An Inclusive Litany

10/4/01

Fredric Jameson in the London Review of Books, as part of its response to the September 11 attacks, October 4, 2001:
I have been reluctant to comment on the recent "events" because the event in question, as history, is incomplete and one can even say that it has not yet fully happened.

Obviously there are immediate comments one can make, in particular on the nauseating media reception, whose cheap pathos seemed unconsciously dictated by a White House intent on smothering the situation in sentiment in order to demonstrate the undemonstrable: namely, that "Americans are united as never before since Pearl Harbor." I suppose this means that they are united by the fear of saying anything that contradicts this completely spurious media consensus....
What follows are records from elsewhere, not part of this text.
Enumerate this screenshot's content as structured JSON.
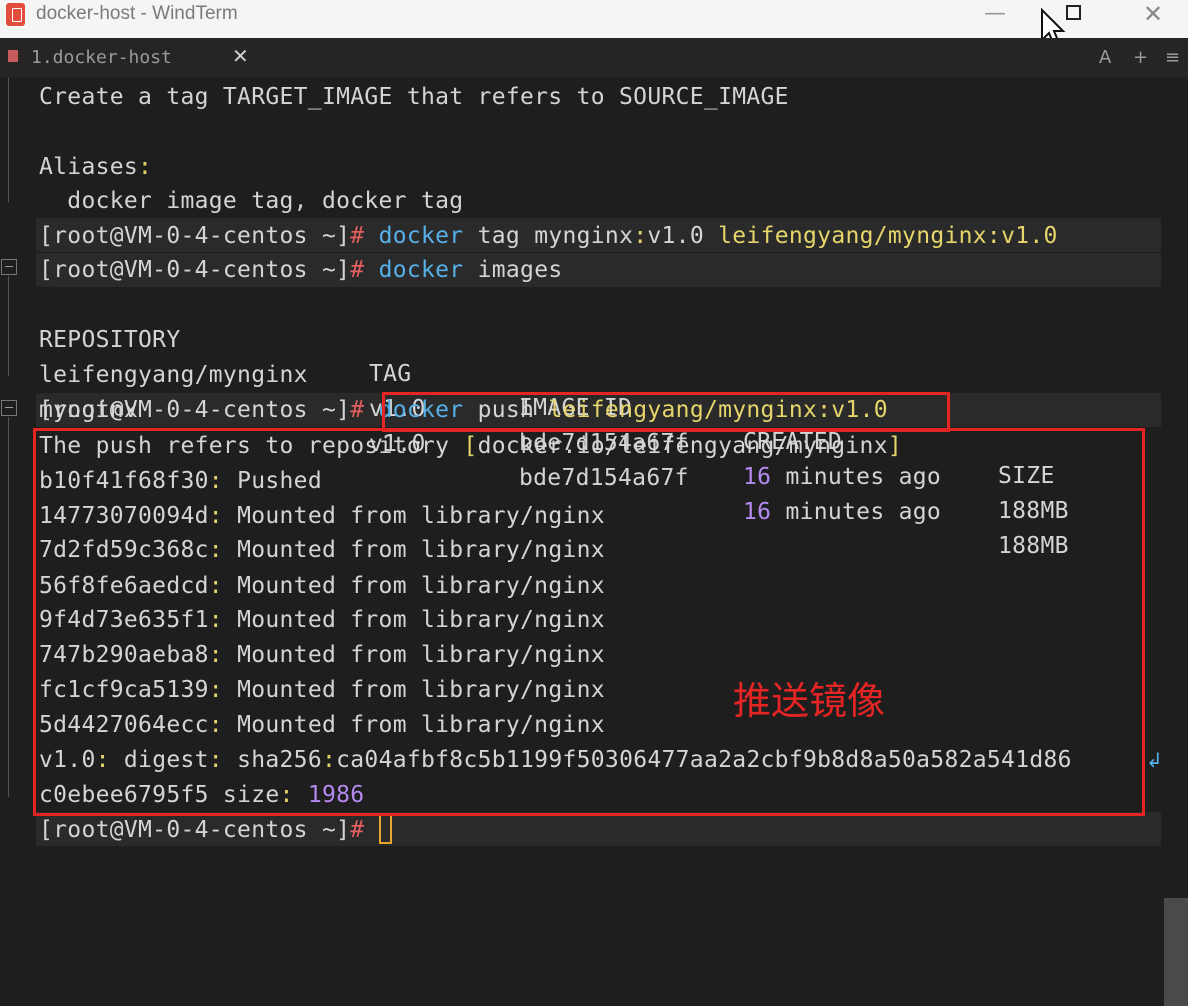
{
  "window": {
    "title": "docker-host - WindTerm",
    "minimize": "—",
    "close": "✕"
  },
  "tab": {
    "label": "1.docker-host",
    "close": "✕",
    "font_icon": "A",
    "add_icon": "+",
    "menu_icon": "≡"
  },
  "terminal": {
    "help_line": "Create a tag TARGET_IMAGE that refers to SOURCE_IMAGE",
    "aliases_label": "Aliases",
    "aliases_colon": ":",
    "aliases_value": "  docker image tag, docker tag",
    "prompt": "[root@VM-0-4-centos ~]",
    "hash": "#",
    "cmd1": {
      "docker": "docker",
      "rest1": " tag mynginx",
      "colon": ":",
      "rest2": "v1.0 ",
      "target": "leifengyang/mynginx:v1.0"
    },
    "cmd2": {
      "docker": "docker",
      "rest": " images"
    },
    "images_table": {
      "headers": [
        "REPOSITORY",
        "TAG",
        "IMAGE ID",
        "CREATED",
        "SIZE"
      ],
      "rows": [
        {
          "repo": "leifengyang/mynginx",
          "tag": "v1.0",
          "id": "bde7d154a67f",
          "created_num": "16",
          "created_rest": " minutes ago",
          "size": "188MB"
        },
        {
          "repo": "mynginx",
          "tag": "v1.0",
          "id": "bde7d154a67f",
          "created_num": "16",
          "created_rest": " minutes ago",
          "size": "188MB"
        }
      ]
    },
    "cmd3": {
      "docker": "docker",
      "rest": " push ",
      "target": "leifengyang/mynginx:v1.0"
    },
    "push_ref": {
      "text": "The push refers to repository ",
      "lb": "[",
      "repo": "docker.io/leifengyang/mynginx",
      "rb": "]"
    },
    "layers": [
      {
        "id": "b10f41f68f30",
        "status": " Pushed"
      },
      {
        "id": "14773070094d",
        "status": " Mounted from library/nginx"
      },
      {
        "id": "7d2fd59c368c",
        "status": " Mounted from library/nginx"
      },
      {
        "id": "56f8fe6aedcd",
        "status": " Mounted from library/nginx"
      },
      {
        "id": "9f4d73e635f1",
        "status": " Mounted from library/nginx"
      },
      {
        "id": "747b290aeba8",
        "status": " Mounted from library/nginx"
      },
      {
        "id": "fc1cf9ca5139",
        "status": " Mounted from library/nginx"
      },
      {
        "id": "5d4427064ecc",
        "status": " Mounted from library/nginx"
      }
    ],
    "digest": {
      "tag": "v1.0",
      "label": " digest",
      "algo": " sha256",
      "hash1": "ca04afbf8c5b1199f50306477aa2a2cbf9b8d8a50a582a541d86",
      "hash2": "c0ebee6795f5",
      "size_label": " size",
      "size": " 1986"
    },
    "annotation": "推送镜像"
  },
  "colors": {
    "background": "#1e1e1e",
    "command": "#57b0e8",
    "highlight_yellow": "#e6d56a",
    "number_purple": "#b489f0",
    "prompt_hash": "#e25f5f",
    "annotation_red": "#e52424"
  }
}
The physical extermination of the Iraqi and the Indonesian Communist Parties, although now historically repressed and forgotten, were crimes as abominable as any contemporary genocide. It is, however, only now that the results are working their way out into actuality, for the resultant absence of any Left alternative means that popular revolt and resistance in the Third World have nowhere to go but into religious and "fundamentalist" forms.

Thomas Laqueur, writing in the same issue:
[P]erhaps a more positive engagement with history could be considered. What if we took the 40 billion dollars that we are spending fixing up New York, the 20 billion that are being readied to bail out bankrupt airlines, and the untold billions we will be spending on the upcoming war, and divided some big chunk of it among the Palestinians and the Israelis to build an infrastructure for peace. That amount would buy lots of desalination plants, schools, and maybe some of the less hardline settlers as well. It would at least buy new houses for the uprooted. And a few billion more for the children in Iraq who have suffered from the boycott which has left their dictator in place but them hungry and sick. And maybe a few more billion for Pakistan, where the most desperate poverty has driven many to sympathise with a radically anti-progressive view. Anything but stale rhetoric from John Wayne movies.
Mary Beard, ditto:
[W]hen the shock had faded, more hard-headed reaction set in. This wasn't just the feeling that, however tactfully you dress it up, the United States had it coming. That is, of course, what many people openly or privately think. World bullies, even if their heart is in the right place, will in the end pay the price.

But there is also the feeling that all the "civilised world" (a phrase which Western leaders seem able to use without a trace of irony) is paying the price for its glib definitions of "terrorism" and its refusal to listen to what the "terrorists" have to say. There are very few people on the planet who devise carnage for the sheer hell of it. They do what they do for a cause; because they are at war. We might not like their cause; but using the word "terrorism" as an alibi for thinking what drives it will get us nowhere in stopping the violence. Similarly, "fanaticism", a term regularly applied to extraordinary acts of bravery when we abhor their ends and means. The silliest description of the onslaught on the World Trade Center was the often repeated slogan that it was a "cowardly" attack.